Well the first recordings I did were on four-track tape - so it's all good. I still use a lot of outboard and a (gasp) physical patchbay at the studio at University. Plenty of good outboard gear there and I certainly prefer mixing out of the box (using ProTools as a tape recorder) most of the time, the workflow is much easier and more defined. The problem I always find mixing on (in?) a computer is that you have so many options to begin with and that means your workflow gets blurred - at least mine can do very easily. I like the limitations of physical mixing, apart from the space and cost issues. Just one of those things.

I've been using Logic Studio for years. I have version 8 on both of my Macs (2006 iMac and 2009 MacBook Pro) and I've never used half of the features - I just don't need them. In fact, to save hard drive space, I got rid of all of the included loops and most (if not all) of the software synths. I work in audio the vast majority of the time - but I work with other programs if I want to do any synthesis and it's usually on the level of programming my own basic synthesisers, but that's just how I roll.

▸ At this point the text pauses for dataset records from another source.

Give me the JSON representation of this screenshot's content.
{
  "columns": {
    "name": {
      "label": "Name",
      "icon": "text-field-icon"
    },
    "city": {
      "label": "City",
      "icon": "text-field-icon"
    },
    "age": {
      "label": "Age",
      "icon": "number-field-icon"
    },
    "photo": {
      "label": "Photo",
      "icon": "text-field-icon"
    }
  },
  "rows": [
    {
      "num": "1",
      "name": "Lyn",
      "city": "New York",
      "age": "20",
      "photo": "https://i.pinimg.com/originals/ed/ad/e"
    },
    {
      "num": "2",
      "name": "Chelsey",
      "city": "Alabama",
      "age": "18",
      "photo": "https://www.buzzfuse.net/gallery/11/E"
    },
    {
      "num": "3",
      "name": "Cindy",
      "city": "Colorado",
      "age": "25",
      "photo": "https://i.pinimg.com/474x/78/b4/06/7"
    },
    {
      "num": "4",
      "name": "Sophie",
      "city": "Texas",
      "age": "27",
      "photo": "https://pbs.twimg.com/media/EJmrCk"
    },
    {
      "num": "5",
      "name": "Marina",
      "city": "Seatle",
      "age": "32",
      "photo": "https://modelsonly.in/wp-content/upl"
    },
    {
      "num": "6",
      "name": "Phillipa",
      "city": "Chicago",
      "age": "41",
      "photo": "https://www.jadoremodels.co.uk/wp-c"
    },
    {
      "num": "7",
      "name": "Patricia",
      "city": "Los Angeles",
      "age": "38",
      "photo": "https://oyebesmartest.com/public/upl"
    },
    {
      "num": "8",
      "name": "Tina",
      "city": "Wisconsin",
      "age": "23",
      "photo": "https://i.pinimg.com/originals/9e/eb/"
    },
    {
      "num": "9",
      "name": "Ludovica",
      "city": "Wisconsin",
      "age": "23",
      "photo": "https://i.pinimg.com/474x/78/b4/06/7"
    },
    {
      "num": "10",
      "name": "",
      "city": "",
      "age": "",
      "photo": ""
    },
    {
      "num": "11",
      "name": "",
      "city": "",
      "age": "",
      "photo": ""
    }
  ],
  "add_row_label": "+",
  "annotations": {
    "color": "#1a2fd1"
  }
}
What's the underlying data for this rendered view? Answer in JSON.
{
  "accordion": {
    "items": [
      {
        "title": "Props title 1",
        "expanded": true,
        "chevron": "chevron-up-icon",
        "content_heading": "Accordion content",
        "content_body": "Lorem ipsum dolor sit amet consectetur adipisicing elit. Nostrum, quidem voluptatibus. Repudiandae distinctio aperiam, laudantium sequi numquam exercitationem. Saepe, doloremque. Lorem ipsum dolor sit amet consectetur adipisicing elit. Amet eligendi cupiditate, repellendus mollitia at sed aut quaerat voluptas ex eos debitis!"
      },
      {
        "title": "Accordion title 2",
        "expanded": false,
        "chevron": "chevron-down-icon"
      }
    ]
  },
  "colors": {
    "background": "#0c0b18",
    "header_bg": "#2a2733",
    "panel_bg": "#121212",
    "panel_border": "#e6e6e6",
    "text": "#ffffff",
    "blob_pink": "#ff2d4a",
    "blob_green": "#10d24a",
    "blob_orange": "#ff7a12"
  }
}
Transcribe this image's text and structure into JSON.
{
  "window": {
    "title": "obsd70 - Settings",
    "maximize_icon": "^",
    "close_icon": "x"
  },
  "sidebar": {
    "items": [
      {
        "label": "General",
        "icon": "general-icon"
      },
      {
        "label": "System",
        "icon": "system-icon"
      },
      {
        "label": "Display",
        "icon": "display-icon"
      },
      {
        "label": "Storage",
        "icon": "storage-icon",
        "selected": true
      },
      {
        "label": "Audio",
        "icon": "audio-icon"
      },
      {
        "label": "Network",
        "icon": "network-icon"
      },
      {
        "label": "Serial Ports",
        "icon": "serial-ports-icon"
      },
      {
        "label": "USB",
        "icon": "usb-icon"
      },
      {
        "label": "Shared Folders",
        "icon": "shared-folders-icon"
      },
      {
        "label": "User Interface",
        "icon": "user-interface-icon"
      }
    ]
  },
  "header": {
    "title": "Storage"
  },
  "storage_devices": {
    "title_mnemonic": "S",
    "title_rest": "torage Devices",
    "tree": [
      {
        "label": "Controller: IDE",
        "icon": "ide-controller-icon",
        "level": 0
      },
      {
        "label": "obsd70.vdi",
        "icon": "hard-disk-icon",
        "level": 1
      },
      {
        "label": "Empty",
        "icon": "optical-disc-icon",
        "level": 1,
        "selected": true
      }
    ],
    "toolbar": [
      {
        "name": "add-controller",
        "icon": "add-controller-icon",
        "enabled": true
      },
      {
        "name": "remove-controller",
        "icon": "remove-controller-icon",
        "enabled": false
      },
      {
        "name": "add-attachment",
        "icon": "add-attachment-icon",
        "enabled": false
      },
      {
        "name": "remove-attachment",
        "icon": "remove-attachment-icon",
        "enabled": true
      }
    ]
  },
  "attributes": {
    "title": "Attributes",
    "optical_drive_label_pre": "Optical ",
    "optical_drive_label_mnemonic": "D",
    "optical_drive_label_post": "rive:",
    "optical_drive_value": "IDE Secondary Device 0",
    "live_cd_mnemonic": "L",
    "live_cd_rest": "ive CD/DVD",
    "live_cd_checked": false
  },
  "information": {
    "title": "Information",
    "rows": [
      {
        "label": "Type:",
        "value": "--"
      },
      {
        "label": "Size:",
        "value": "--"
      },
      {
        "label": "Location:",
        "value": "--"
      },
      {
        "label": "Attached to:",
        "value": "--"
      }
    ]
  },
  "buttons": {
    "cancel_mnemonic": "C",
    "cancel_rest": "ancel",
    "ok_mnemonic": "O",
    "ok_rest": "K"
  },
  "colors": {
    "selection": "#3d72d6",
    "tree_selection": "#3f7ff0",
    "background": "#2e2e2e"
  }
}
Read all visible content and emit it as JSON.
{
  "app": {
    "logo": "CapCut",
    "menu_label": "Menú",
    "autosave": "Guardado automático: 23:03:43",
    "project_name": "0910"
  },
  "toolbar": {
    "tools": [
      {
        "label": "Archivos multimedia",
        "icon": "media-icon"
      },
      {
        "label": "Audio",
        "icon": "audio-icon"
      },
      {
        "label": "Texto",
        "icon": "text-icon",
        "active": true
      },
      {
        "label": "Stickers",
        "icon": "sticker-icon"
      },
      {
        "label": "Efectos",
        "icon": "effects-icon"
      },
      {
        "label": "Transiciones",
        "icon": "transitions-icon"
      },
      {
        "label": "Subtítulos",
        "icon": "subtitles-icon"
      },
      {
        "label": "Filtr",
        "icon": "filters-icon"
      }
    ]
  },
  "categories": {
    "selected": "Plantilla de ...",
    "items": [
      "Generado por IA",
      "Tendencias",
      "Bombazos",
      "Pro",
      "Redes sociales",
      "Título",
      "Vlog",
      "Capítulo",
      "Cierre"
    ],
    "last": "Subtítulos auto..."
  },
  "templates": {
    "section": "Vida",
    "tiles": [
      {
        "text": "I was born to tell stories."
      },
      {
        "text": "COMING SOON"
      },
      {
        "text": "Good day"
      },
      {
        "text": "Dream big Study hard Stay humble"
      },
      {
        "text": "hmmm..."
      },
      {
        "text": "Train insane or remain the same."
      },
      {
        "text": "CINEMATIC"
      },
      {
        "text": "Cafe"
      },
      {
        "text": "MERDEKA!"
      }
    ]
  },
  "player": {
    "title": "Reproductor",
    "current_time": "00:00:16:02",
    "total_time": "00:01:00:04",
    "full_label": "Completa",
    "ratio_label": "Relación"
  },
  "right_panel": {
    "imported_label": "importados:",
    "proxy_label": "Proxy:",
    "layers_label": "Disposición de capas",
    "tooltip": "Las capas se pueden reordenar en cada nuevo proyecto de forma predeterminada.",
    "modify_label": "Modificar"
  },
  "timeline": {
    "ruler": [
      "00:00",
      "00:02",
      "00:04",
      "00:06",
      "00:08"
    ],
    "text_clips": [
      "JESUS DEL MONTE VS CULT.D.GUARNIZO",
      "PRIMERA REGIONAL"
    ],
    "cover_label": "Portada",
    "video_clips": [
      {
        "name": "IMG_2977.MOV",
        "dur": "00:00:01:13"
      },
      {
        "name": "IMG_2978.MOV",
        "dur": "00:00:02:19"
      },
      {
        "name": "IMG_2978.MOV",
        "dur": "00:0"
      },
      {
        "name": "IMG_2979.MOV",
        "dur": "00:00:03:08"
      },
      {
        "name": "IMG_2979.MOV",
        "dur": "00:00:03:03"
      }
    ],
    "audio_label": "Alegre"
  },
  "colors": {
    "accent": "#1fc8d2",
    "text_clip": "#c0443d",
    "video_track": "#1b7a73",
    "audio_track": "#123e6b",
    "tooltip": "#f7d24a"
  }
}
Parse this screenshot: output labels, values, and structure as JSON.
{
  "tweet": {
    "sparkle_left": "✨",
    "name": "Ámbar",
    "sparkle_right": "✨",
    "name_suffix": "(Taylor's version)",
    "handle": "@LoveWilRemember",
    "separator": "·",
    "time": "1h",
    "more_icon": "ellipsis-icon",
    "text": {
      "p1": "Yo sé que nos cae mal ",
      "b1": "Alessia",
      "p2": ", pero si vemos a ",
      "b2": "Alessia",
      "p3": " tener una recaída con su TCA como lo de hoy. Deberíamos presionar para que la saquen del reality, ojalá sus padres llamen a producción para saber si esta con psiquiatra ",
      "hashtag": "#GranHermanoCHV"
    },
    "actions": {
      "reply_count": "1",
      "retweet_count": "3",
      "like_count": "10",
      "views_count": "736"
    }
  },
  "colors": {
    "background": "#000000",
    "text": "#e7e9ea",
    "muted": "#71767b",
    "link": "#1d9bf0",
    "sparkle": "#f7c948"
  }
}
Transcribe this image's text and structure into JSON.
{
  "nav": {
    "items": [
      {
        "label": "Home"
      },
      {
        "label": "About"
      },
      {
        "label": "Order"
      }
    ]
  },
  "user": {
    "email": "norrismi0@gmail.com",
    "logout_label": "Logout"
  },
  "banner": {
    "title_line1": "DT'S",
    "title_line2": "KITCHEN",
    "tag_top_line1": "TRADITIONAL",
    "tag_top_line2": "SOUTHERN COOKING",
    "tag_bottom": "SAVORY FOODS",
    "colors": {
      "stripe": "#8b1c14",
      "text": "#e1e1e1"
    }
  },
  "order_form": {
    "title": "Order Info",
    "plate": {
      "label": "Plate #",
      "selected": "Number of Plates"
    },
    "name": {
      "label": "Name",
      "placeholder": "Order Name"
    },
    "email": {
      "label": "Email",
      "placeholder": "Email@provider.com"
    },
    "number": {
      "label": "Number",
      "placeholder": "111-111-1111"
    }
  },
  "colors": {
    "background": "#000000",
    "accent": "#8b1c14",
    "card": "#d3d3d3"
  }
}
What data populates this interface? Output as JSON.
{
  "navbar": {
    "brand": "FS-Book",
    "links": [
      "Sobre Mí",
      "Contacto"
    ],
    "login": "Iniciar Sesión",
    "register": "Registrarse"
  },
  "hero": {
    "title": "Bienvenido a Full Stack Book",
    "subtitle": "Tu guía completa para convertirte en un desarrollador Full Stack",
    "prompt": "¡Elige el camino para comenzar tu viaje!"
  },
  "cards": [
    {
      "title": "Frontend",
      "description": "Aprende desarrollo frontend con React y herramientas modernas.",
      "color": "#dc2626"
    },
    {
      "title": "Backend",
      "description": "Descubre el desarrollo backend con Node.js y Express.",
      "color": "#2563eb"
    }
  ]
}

The R16 is a great bit of kit and I would happily recommend it if I thought that somebody would use it stand-alone. Personally, I wouldn't and my interface does me just fine (with its oddities), but I get the appeal. A couple of years ago (before I had my laptop) I used to use a Yamaha AW1600 multitrack recorder and that was great aside from the fact that it had a really terrible user interface. It was horrible, but it was well made and once you got the hang of Yamaha's interfaces (which are still tricky, although they've gotten better as you know) it was flexible and highly reliable. Trying to teach somebody from first principles on that thing though - as I've had to do - was a total nightmare.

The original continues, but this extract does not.